[This post originally appeared at ProfHacker.]
In the past few months there has been a lot of attention paid to a Zotero plugin called Paper Machines. Created by Brown grad student Chris Johnson-Roberson as a Google Summer of Code project, Paper machines was coded by Brown grad student Chris Johnson-Roberson, and Jo Guldi and Matthew Battles directed the project. Paper Machines uses the data in a Zotero collection to generate analyses and visualizations. If you have a sizeable collection of documents with good metadata and full text (for example, PDFs with text layers) then Paper Machines can run its analysis. The most basic output is a word cloud. More advanced analyses provide phrases matching a pattern, maps of place names, annotations of people, places, and organizations. Paper Machines can also perform topic modeling using MALLET.

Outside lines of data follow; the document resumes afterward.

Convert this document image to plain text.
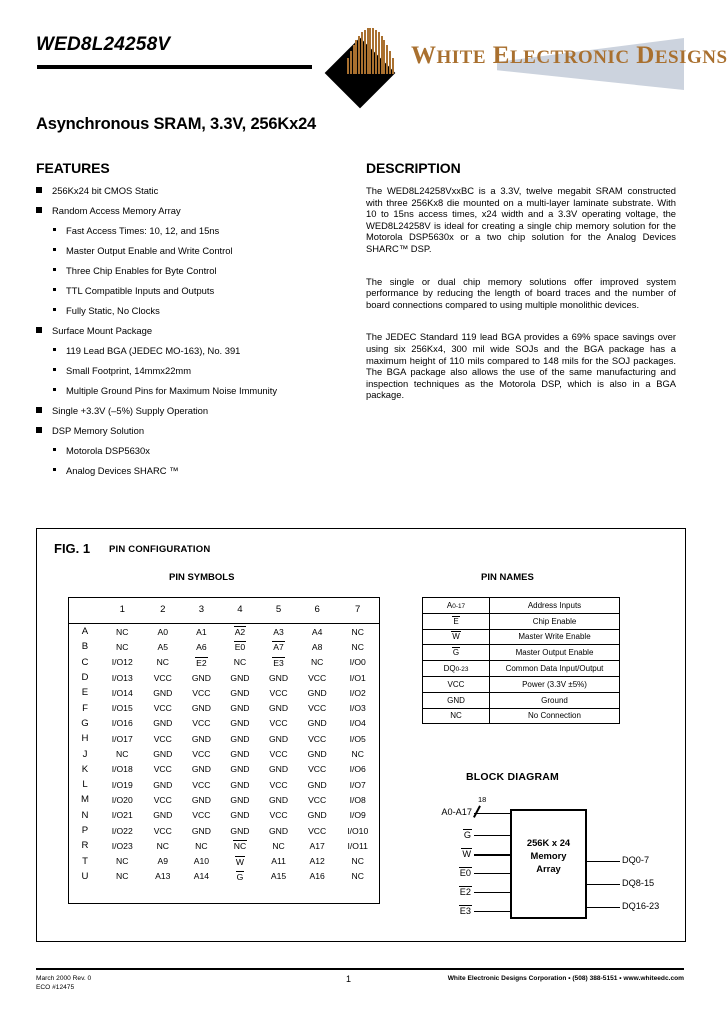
WED8L24258V	WHITE ELECTRONIC DESIGNS
Asynchronous SRAM, 3.3V, 256Kx24
FEATURES
256Kx24 bit CMOS Static
Random Access Memory Array
Fast Access Times: 10, 12, and 15ns
Master Output Enable and Write Control
Three Chip Enables for Byte Control
TTL Compatible Inputs and Outputs
Fully Static, No Clocks
Surface Mount Package
119 Lead BGA (JEDEC MO-163), No. 391
Small Footprint, 14mmx22mm
Multiple Ground Pins for Maximum Noise Immunity
Single +3.3V (–5%) Supply Operation
DSP Memory Solution
Motorola DSP5630x
Analog Devices SHARC ™
DESCRIPTION

The WED8L24258VxxBC is a 3.3V, twelve megabit SRAM constructed with three 256Kx8 die mounted on a multi-layer laminate substrate. With 10 to 15ns access times, x24 width and a 3.3V operating voltage, the WED8L24258V is ideal for creating a single chip memory solution for the Motorola DSP5630x or a two chip solution for the Analog Devices SHARC™ DSP.

The single or dual chip memory solutions offer improved system performance by reducing the length of board traces and the number of board connections compared to using multiple monolithic devices.

The JEDEC Standard 119 lead BGA provides a 69% space savings over using six 256Kx4, 300 mil wide SOJs and the BGA package has a maximum height of 110 mils compared to 148 mils for the SOJ packages. The BGA package also allows the use of the same manufacturing and inspection techniques as the Motorola DSP, which is also in a BGA package.

FIG. 1 PIN CONFIGURATION
PIN SYMBOLS	PIN NAMES
	1	2	3	4	5	6	7

A	NC	A0	A1	A2	A3	A4	NC
B	NC	A5	A6	E0	A7	A8	NC
C	I/O12	NC	E2	NC	E3	NC	I/O0
D	I/O13	VCC	GND	GND	GND	VCC	I/O1
E	I/O14	GND	VCC	GND	VCC	GND	I/O2
F	I/O15	VCC	GND	GND	GND	VCC	I/O3
G	I/O16	GND	VCC	GND	VCC	GND	I/O4
H	I/O17	VCC	GND	GND	GND	VCC	I/O5
J	NC	GND	VCC	GND	VCC	GND	NC
K	I/O18	VCC	GND	GND	GND	VCC	I/O6
L	I/O19	GND	VCC	GND	VCC	GND	I/O7
M	I/O20	VCC	GND	GND	GND	VCC	I/O8
N	I/O21	GND	VCC	GND	VCC	GND	I/O9
P	I/O22	VCC	GND	GND	GND	VCC	I/O10
R	I/O23	NC	NC	NC	NC	A17	I/O11
T	NC	A9	A10	W	A11	A12	NC
U	NC	A13	A14	G	A15	A16	NC
A0-17	Address Inputs
E	Chip Enable
W	Master Write Enable
G	Master Output Enable
DQ0-23	Common Data Input/Output
VCC	Power (3.3V ±5%)
GND	Ground
NC	No Connection
BLOCK DIAGRAM
256K x 24
Memory
Array
18
A0-A17
G
W
E0
E2
E3
DQ0-7
DQ8-15
DQ16-23
March 2000 Rev. 0
ECO #12475
1	White Electronic Designs Corporation • (508) 388-5151 • www.whiteedc.com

I ran Paper Machines on the digitized primary sources for a chapter of my dissertation. I didn’t do any work to clean up the data, and this is obviously just a first pass without any analysis. But I was impressed by this map of place names, which generated the kind of American-British-German connection that I thought I saw in the sources. But the plot also contains places that I didn’t expect, which I hope will be a fruitful area to research further.
For a much fuller description of Paper Machines, you can see the documentation, Johnson-Roberson’s [write up][Paper Machines Map] at Harvard’s metaLAB, or a two blog posts by Sarita Alami from the Emory libraries.
Have you tried Paper Machines with your Zotero library?
Update (11⁄8): In the original post I neglected to give credit to Jo Guldi and Matthew Battles who started and directed the project. You can read a post about Paper Machines by Guldi here.
Update (11⁄9): Chris Johnson-Roberson sends this update about the contributions of the various collaborators: ”Paper Machines was coded by Brown grad student Chris Johnson-Roberson in collaboration with historian Jo Guldi, under the guidance of Matthew Battles at Harvard’s metaLAB.”